Vient ensuite Excel. Cet outil est assez puissant et permet donc beaucoup de possibilités. Pour autant, il est relativement compliqué à maîtriser. D’ailleurs, à l’instar du papier, il requiert de rentrer la plupart des données à la main, ce qui multiplie les erreurs de saisie potentielles, ce qu’il faut à tout prix éviter si vous souhaitez optimiser la trésorerie de votre entreprise.

Enfin vous pouvez utiliser un logiciel de gestion de trésorerie. Agicap, par exemple, vous permet à la fois de planifier et d’anticiper l’évolution de vos flux de trésorerie, d’importer directement les factures dans l’outil en évitant au passage toute erreur de de saisie ou encore de suivre votre trésorerie au fil de l’eau de manière très intuitive grâce à un système de représentation des résultats sous forme de graphiques simples et précis !

Optimiser les délais de paiement

Limiter les délais de paiement client

Comment optimiser la trésorerie d'une entreprise

Vendre c’est bien, encaisser l’argent rapidement c’est mieux ! Si faire payer tous les clients comptant n’est pas vraiment envisageable, il est toujours possible de limiter l’impact des délais de paiement client.

  • Dans un premier temps, recourir à l’escompte commercial peut-être une excellente solution. Le principe de fonctionnement est simple : un client vous paye comptant (ou tout du moins avant la l’échéance de paiement dont il bénéficiait à l’origine) en échange d’une réduction d’un pourcentage variable sur sa facture. 
    Cette méthode propose un double avantage : non seulement elle peut vous permettre de réduire vos besoins en trésorerie, mais en plus elle peut accroître le taux de satisfaction client : en effet, la plupart des acheteurs aiment pouvoir bénéficier d’une petite “ristourne” sur leurs achats !
  • Il vous est aussi possible de restreindre l’option de délais de paiements à vos meilleurs clients.

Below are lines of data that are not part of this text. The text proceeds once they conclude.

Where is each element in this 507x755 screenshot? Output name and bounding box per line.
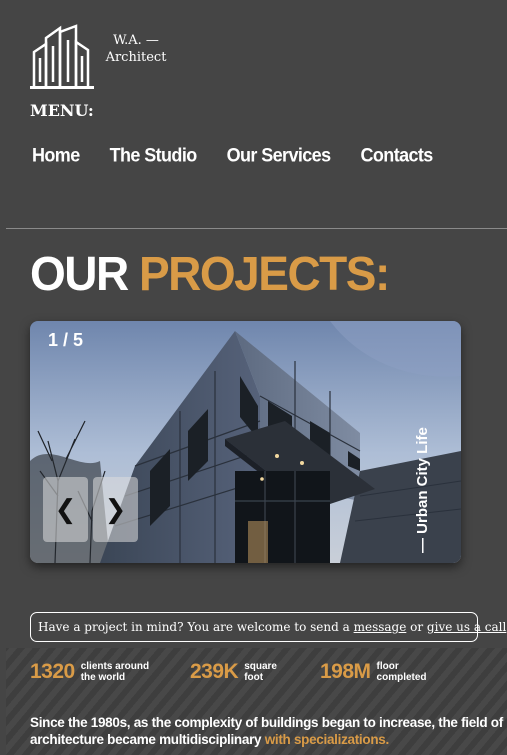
slide-caption: — Urban City Life: [414, 427, 431, 553]
about-paragraph: Since the 1980s, as the complexity of bu…: [30, 714, 507, 748]
stat-value: 198M: [320, 660, 371, 683]
stat-label-line-1: square: [244, 661, 277, 672]
stat-label-line-2: foot: [244, 672, 264, 683]
next-slide-button[interactable]: ❯: [93, 477, 138, 542]
brand-line-2: Architect: [105, 50, 167, 65]
prev-slide-button[interactable]: ❮: [43, 477, 88, 542]
call-link[interactable]: give us a call: [427, 620, 506, 634]
nav-item-our-services[interactable]: Our Services: [227, 144, 331, 167]
stat-label-line-2: completed: [376, 672, 427, 683]
message-link[interactable]: message: [354, 620, 407, 634]
stat-floors: 198M floor completed: [320, 660, 452, 684]
brand-name[interactable]: W.A. — Architect: [104, 32, 168, 66]
about-accent: with specializations.: [264, 732, 390, 747]
contact-callout: Have a project in mind? You are welcome …: [30, 612, 507, 642]
menu-label: MENU:: [30, 101, 94, 120]
site-header: W.A. — Architect MENU: Home The Studio O…: [0, 0, 507, 228]
building-logo-icon[interactable]: [30, 24, 94, 90]
stat-label: clients around the world: [81, 661, 156, 683]
stat-label: square foot: [244, 661, 319, 683]
stat-label-line-1: clients around: [80, 661, 150, 672]
chevron-right-icon: ❯: [104, 494, 127, 525]
slide-counter: 1 / 5: [48, 330, 84, 350]
main-nav: Home The Studio Our Services Contacts: [32, 144, 434, 167]
page-title: OUR PROJECTS:: [30, 246, 390, 301]
nav-item-the-studio[interactable]: The Studio: [110, 144, 198, 167]
cta-prefix: Have a project in mind? You are welcome …: [38, 620, 354, 634]
stat-clients: 1320 clients around the world: [30, 660, 156, 684]
nav-item-home[interactable]: Home: [32, 144, 80, 167]
stat-value: 239K: [190, 660, 239, 683]
stat-label-line-1: floor: [376, 661, 399, 672]
page-title-part-1: OUR: [30, 246, 139, 301]
chevron-left-icon: ❮: [54, 494, 77, 525]
project-slider[interactable]: 1 / 5 ❮ ❯ — Urban City Life: [30, 321, 461, 563]
nav-item-contacts[interactable]: Contacts: [361, 144, 434, 167]
header-divider: [6, 228, 507, 229]
page-title-part-2: PROJECTS:: [139, 246, 390, 301]
brand-line-1: W.A. —: [113, 33, 159, 48]
stat-square-foot: 239K square foot: [190, 660, 319, 684]
stat-label-line-2: the world: [80, 672, 126, 683]
stat-label: floor completed: [377, 661, 452, 683]
stat-value: 1320: [30, 660, 75, 683]
cta-middle: or: [406, 620, 427, 634]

Pour procéder de la sorte, catégorisez vos acheteurs et restreignez les délais de paiement (au moins les plus longs) à ceux qui ont tendance à toujours payer à temps.
  • Enfin, si vous souhaitez établir une sorte de filtre, vous pouvez toujours tenter d’en apprendre plus sur chaque nouveau client de votre entreprise : si sa mauvaise réputation le précède, n’hésitez pas à vous montrer intransigeant en lui faisant comprendre qu’il ne bénéficiera pas de délais de paiement avec vous. Attention par contre, vous montrer trop ferme avec un prospect dont vous ne savez pas grand chose n’est pas forcément une bonne idée : s’il se sent braqué, il peut très bien décider de s’en aller pour s’intéresser à la concurrence.

Relancer rapidement les clients en retard de paiement

Vous avez vendu une grande quantité de biens à un client il y a deux mois mais n’avez toujours pas reçu son paiement et êtes sans nouvelles de sa part alors que la date butoir approche ? Surtout ne laissez pas traîner les choses
Si dans certains cas, il s’agira d’un simple oubli, dans d’autres vous pourrez vous retrouver face à un mauvais payeur qui fera tout pour régler le plus tard possible ou pire, à devoir gérer un client qui est aujourd’hui en situation de cessation de paiement.

Dans tous les cas, il faut absolument entrer en contact avec la personne ou le service en charge des paiements. Si à première vue le mail peut sembler la meilleure option, il n’est pas vraiment engageant et peut vite se retrouver à la corbeille.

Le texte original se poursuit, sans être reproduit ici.